Introduction

info

COMING SOON

Please note that this section is currently a work in progress and will provide a collection of best practices for running Data and ML workloads on EKS. These best practices will cover various aspects, including cluster configuration, resource management, data storage, security, monitoring, and more. By following these recommended practices, you can optimize the performance, reliability, and security of your data and ML workloads on EKS.

Stay tuned for valuable insights and guidance on how to achieve the best outcomes in your EKS environment.

Through working with AWS customers, we’ve identified a number of Best Practices that we have recommended for Spark or other large data workloads. We continue to collect and post those recommendations here.

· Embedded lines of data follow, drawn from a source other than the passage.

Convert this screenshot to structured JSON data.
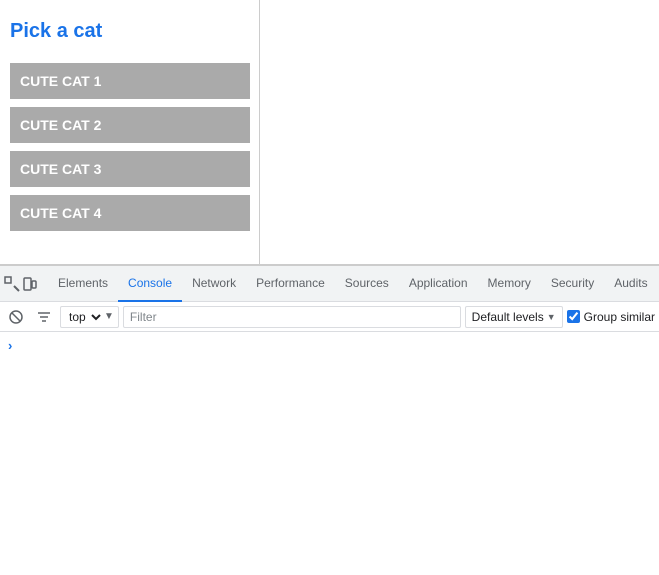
{
  "page": {
    "title": "Pick a cat"
  },
  "cats": [
    {
      "label": "CUTE CAT 1"
    },
    {
      "label": "CUTE CAT 2"
    },
    {
      "label": "CUTE CAT 3"
    },
    {
      "label": "CUTE CAT 4"
    }
  ],
  "devtools": {
    "tabs": [
      {
        "label": "Elements",
        "active": false
      },
      {
        "label": "Console",
        "active": true
      },
      {
        "label": "Network",
        "active": false
      },
      {
        "label": "Performance",
        "active": false
      },
      {
        "label": "Sources",
        "active": false
      },
      {
        "label": "Application",
        "active": false
      },
      {
        "label": "Memory",
        "active": false
      },
      {
        "label": "Security",
        "active": false
      },
      {
        "label": "Audits",
        "active": false
      }
    ],
    "console": {
      "context": "top",
      "filter_placeholder": "Filter",
      "levels_label": "Default levels",
      "group_similar_label": "Group similar",
      "group_similar_checked": true
    }
  }
}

Because this is an ongoing effort, please open an Issue or Pull Request if you find something outdated so we can update it.

These Data on EKS Best Practices are meant to expand upon the EKS Best Practices Guide for data-centric use cases (e.g., batch processing, stream processing, and machine learning) and we recommend reviewing the EKS Best Practices as a primer before diving into these. The Data on EKS Best Practices are not comprehensive and we recommend you read through the guidance and determine what’s best for your environment.

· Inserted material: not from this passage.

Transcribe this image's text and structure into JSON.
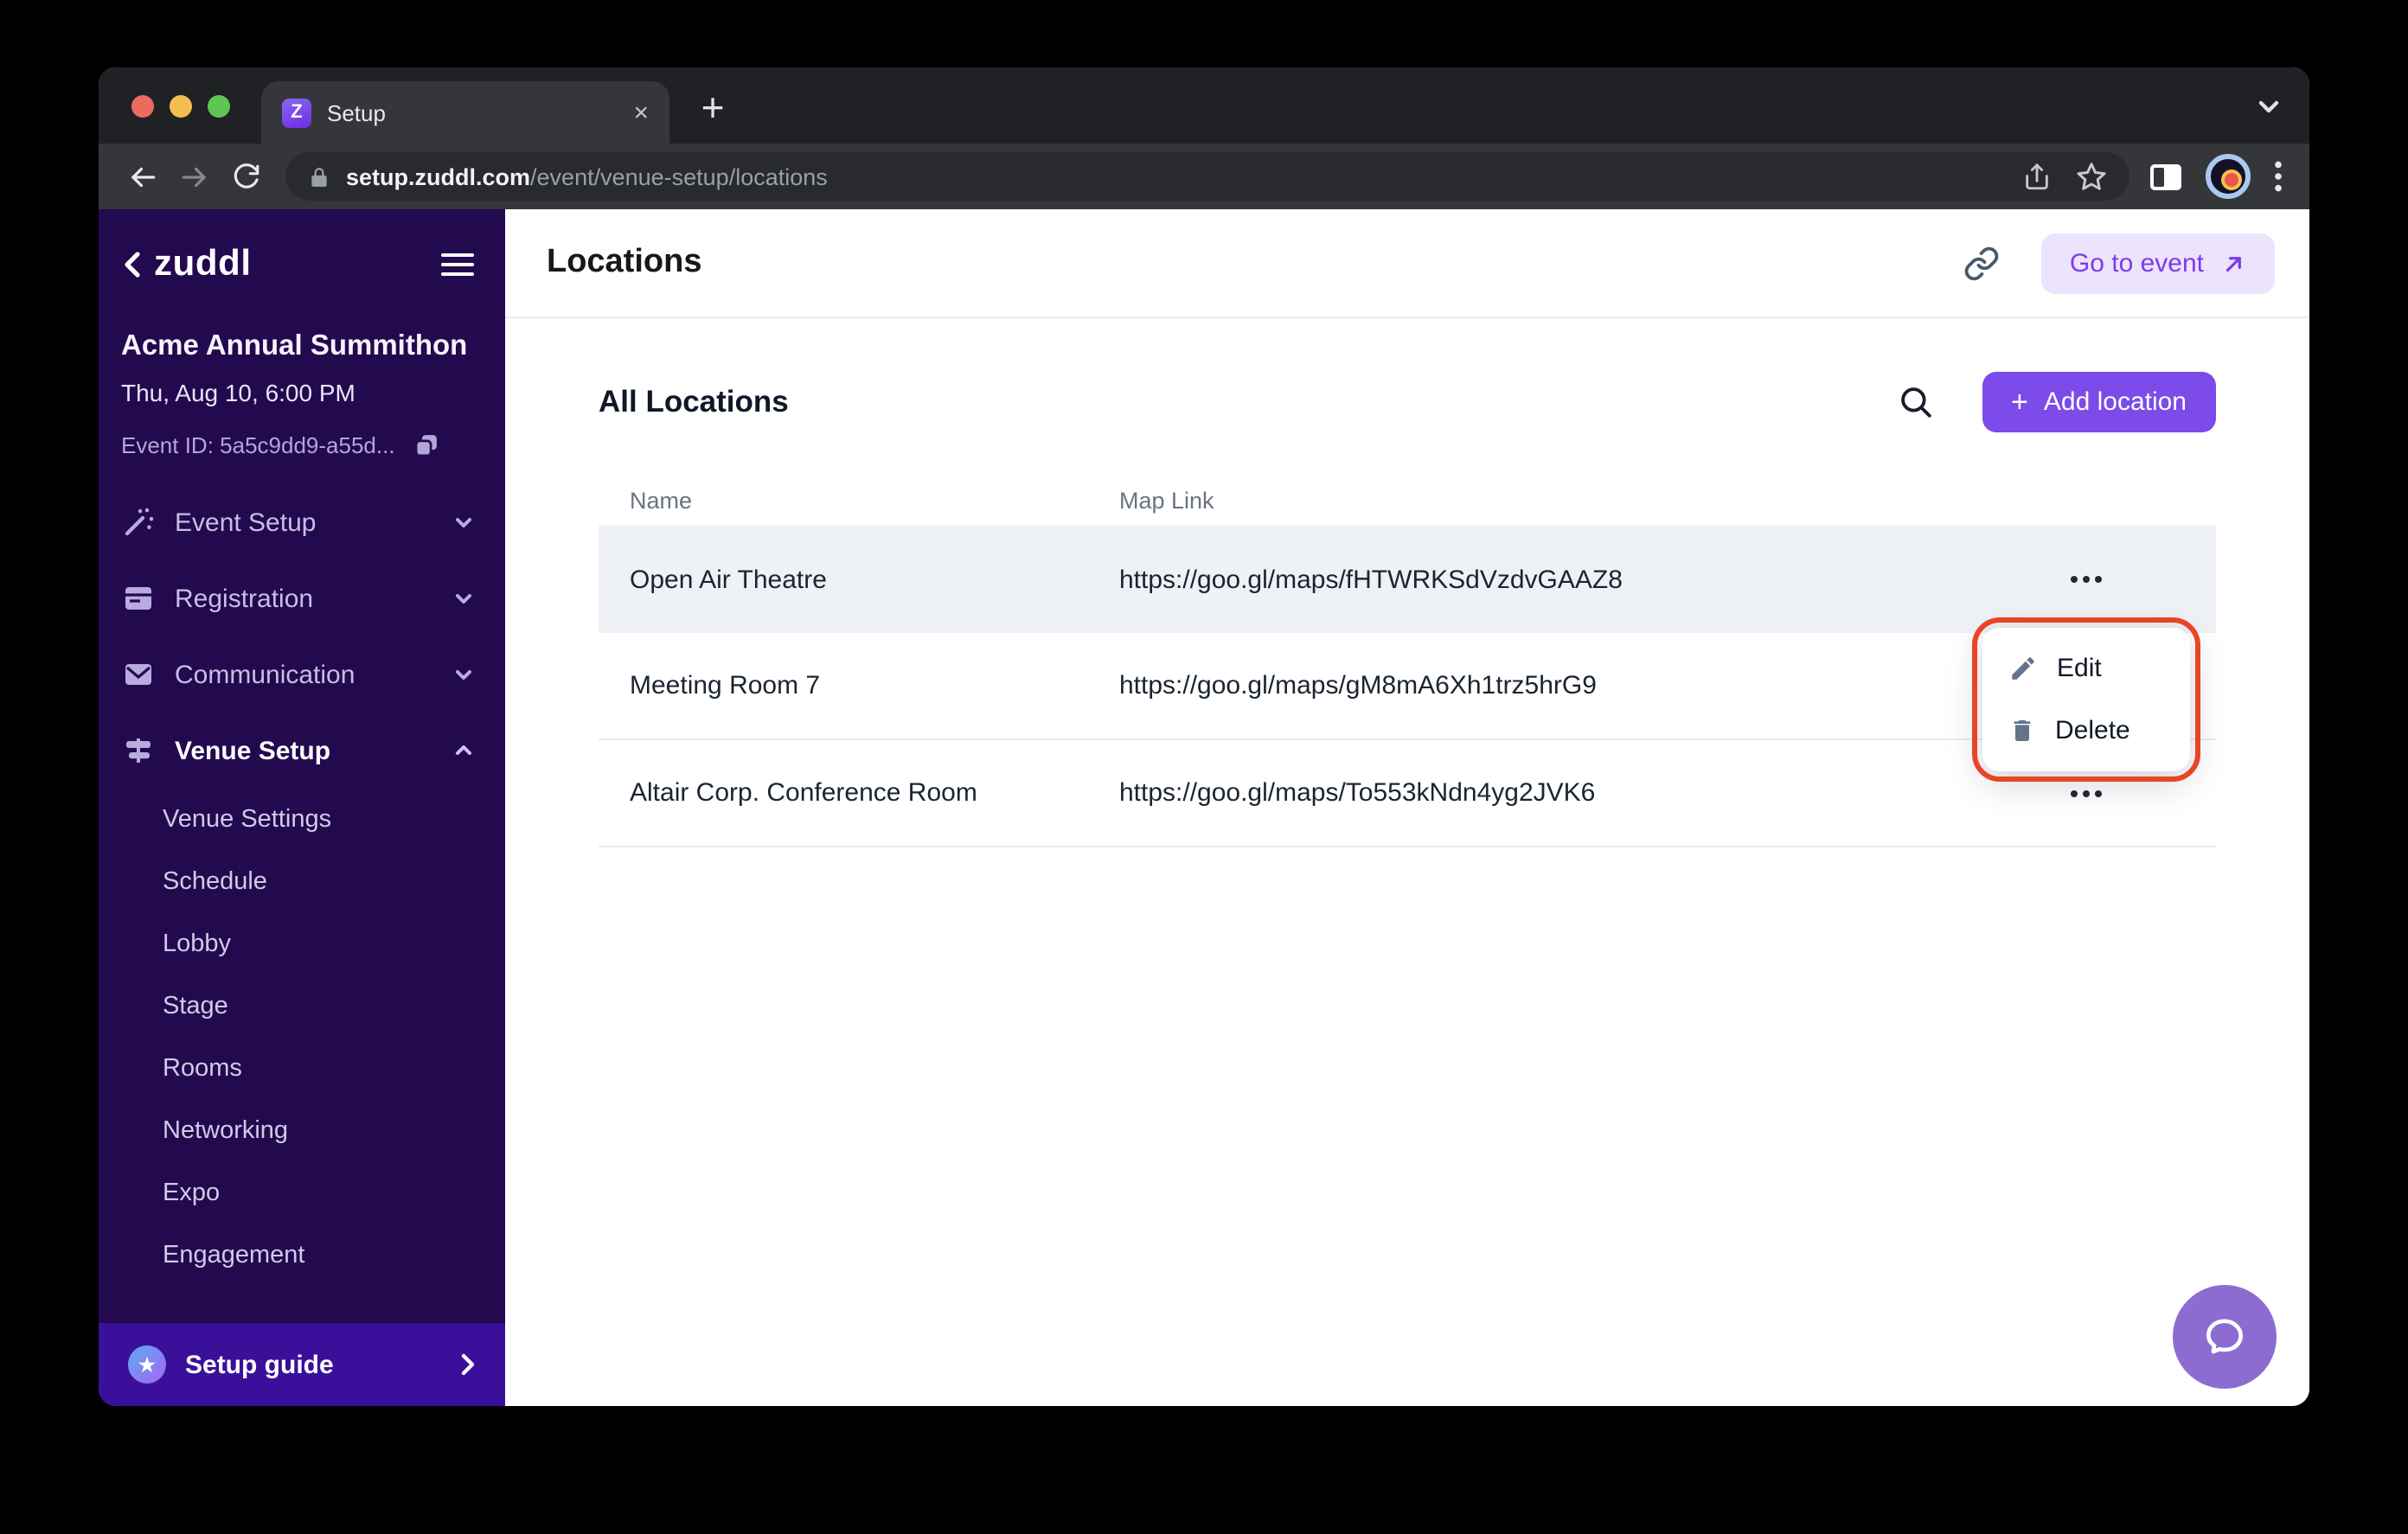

The recommendations here were built from working with customers one of two designs (listed below). Each data use case (e.g., batch processing, stream processing) aligns more closely to one of the two cluster designs, which we will call out in our recommendations.

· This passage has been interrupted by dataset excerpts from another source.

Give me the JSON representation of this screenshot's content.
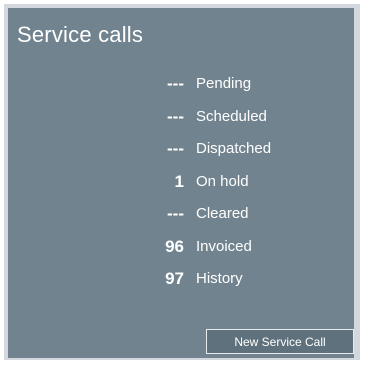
{
  "widget": {
    "title": "Service calls",
    "rows": [
      {
        "count": "---",
        "label": "Pending"
      },
      {
        "count": "---",
        "label": "Scheduled"
      },
      {
        "count": "---",
        "label": "Dispatched"
      },
      {
        "count": "1",
        "label": "On hold"
      },
      {
        "count": "---",
        "label": "Cleared"
      },
      {
        "count": "96",
        "label": "Invoiced"
      },
      {
        "count": "97",
        "label": "History"
      }
    ],
    "new_button_label": "New Service Call"
  },
  "colors": {
    "panel_background": "#71838e",
    "frame_border": "#d2d8dd",
    "text": "#ffffff"
  }
}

The first design is dynamic clusters that scale, or “churn”, a lot. These clusters run batch processing with Spark, or other workloads that create pods for a relatively short time but can vary greatly on the scale at any given time. These clusters create and delete resources like pods and nodes, or churn, at a high rate which adds unique pressures to Kubernetes and critical components.
The other design is “static” clusters. These clusters are often large but have less volatile scaling behavior and are generally running longer-lived jobs, like streaming or training. Avoid interruptions for these workloads is a key concern and care must be taken when making changes.

When we talk about large clusters or high rates of churn, it’s difficult to put a specific number to those phrases because of the complexity of kubernetes scalability. In general, these clusters have >500 nodes and >5000 pods, or are creating/destroying hundreds of resources a minute; however, the scalability constraints are different for every workload (even between two different Spark jobs).